Monday, February 04, 2008

PA DeWeese: In His Own Words: Tax 'n Giveaway

Tax and Give away. The words of Pennsylvania state Democratic leader, H. William DeWeese, may echo all the way to the ballot box. DeWeese doesn't want to embrace a measure proposed by state Republicans, to reduce the state's personal income tax from 3.07 percent to 2.8 percent. Why not. Gotta help those volunteer fire companies, libraries, and senior citizen centers.

Next thing you know there will be a baby car seat center for distribution of new car seats to new mommies so nobody will notice the crumbling state highways and deteriorating local township roads.

And every time our tax dollars - obtained by threat of fines, or tax sale of our residences and businesses for failure to pay non-uniform taxes - are used for these picture-perfect moments that bring tears to our eyes, who's in the photo-op? You? Me?

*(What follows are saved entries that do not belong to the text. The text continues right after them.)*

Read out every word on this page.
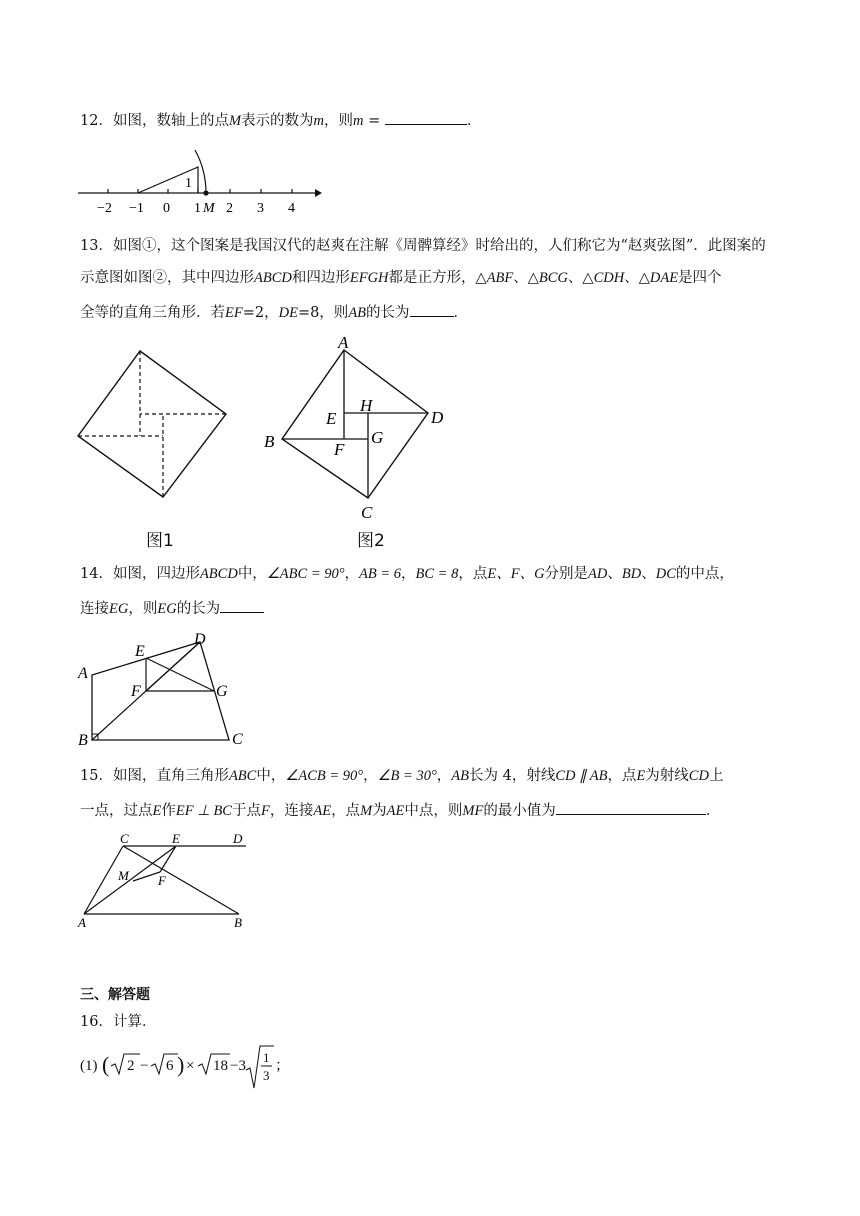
12．如图，数轴上的点M表示的数为m，则m =	．
1
−2 −1 0 1 2 3 4
M
13．如图①，这个图案是我国汉代的赵爽在注解《周髀算经》时给出的，人们称它为“赵爽弦图”．此图案的
示意图如图②，其中四边形ABCD和四边形EFGH都是正方形，△ABF、△BCG、△CDH、△DAE是四个
全等的直角三角形．若EF=2，DE=8，则AB的长为	．
A
B
C
D
E
F
G
H
图1	图2
14．如图，四边形ABCD中，∠ABC = 90°，AB = 6，BC = 8，点E、F、G分别是AD、BD、DC的中点，
连接EG，则EG的长为
A
B	C
D
E
F	G
15．如图，直角三角形ABC中，∠ACB = 90°，∠B = 30°，AB长为 4，射线CD ∥ AB，点E为射线CD上
一点，过点E作EF ⊥ BC于点F，连接AE，点M为AE中点，则MF的最小值为	．
C	E	D
M F
A	B
三、解答题
16．计算．
(1) ( 2 − 6 ) × 18 −3
1
3
；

DeWeese. $1,000 here. $350 there. Whose money is it?

Looks like DeWeese's and the other state lawmakers the way they dole it out - right. Well no. It looks like somebody else's the way they divvy it about. Just around election time, too, we usually see the handshaking every other day at the fire companies, libraries, and senior citizen centers, and baby car seat pick-up centers. Coincidence.

DeWeese doesn't understand the reason to lower the personal income tax for everybody in the state who pays it is to encourage spending because people have more money in their own pockets to spend. That spending stimulates the economy. That economy grows.

What an oxymoron of a headline. Lawmakers expect modest budget. Modest budget in Pennsylvania? When there's a so-called surplus? That means there's more money these people are taking in than even they can find reason to spend right away. So they're reserving the right to spend it instead of giving it back to the people they took it from.

(Net the Truth Online)

Lawmakers expect modest budget
Updated 02/03/2008 09:00:35 PM EST
By Kori Walter For the Herald-Standard

HARRISBURG - With a national economic slowdown and major pieces of Gov. Ed Rendell's 2007 agenda still unfinished, state lawmakers expect the governor to deliver a fairly modest 2008-2009 budget proposal on Tuesday.

No major new programs, spending or taxes.

House Majority Leader Bill DeWeese, D-Waynesburg, raised doubts about whether Rendell will heed some Republican lawmakers' calls for reducing the state's 3.07 percent personal income tax to 2.8 percent.

"One must realize, of course, if we are going to have a state helping our volunteer fire companies and libraries and senior citizen centers, then we will have to weigh whether it's prudent to look for a small tax decrease or to target a limited state surplus toward a variety of worthy causes," he said.